The reason for paying capital gains taxes annually, says Mr. Bendix, is that if you plan to offset your gains with losses taken on the sale of tech stocks - which you have yet to sell - you would treat the entire series of transactions as one whole.

However, if you owe back taxes and penalties to the Internal Revenue Service that could cloud your situation.

If that is the case, ask the IRS how you should file your capital-gains transaction, Bendix says.

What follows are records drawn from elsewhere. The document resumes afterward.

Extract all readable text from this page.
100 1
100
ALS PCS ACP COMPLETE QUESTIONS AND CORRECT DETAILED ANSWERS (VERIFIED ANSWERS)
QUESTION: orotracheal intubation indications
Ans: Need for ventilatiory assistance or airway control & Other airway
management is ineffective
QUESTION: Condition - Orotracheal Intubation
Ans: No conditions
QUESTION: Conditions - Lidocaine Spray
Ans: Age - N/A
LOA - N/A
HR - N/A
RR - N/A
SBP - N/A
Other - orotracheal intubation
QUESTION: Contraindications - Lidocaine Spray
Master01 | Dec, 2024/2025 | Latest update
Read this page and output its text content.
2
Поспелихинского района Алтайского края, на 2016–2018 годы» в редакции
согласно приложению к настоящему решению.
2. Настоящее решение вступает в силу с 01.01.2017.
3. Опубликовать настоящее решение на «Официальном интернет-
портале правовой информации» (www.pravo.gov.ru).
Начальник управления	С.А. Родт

Q I have been disabled since 1984. When I left work, I was not allowed to touch my retirement money. I worked for a nonprofit agency that did not pay into Social Security at that time. We had a long-term disability plan with an insurance company in Maine. If I ever touch the retirement money, my disability pay stops. My retirement money is with an insurance company here. Over the years, my employer has sent me forms to close out my retirement account. I have to keep reminding them that if I do so I will lose my disability pay. What can I do?

M.M., San Francisco

A "Double check with your employer and disability insurer to make certain you are correct regarding the terms of your disability payments," says Gary Schatsky, an attorney and fee-only financial planner in New York. If the terms are correct, "keep the disability payments going as long as you can."

If your retirement plan is tax-sheltered, such as a 403(b), have it transferred to an IRA carrier. The transfer should not affect your disability checks, he says. If not tax-sheltered, leave it alone while you take the disability checks.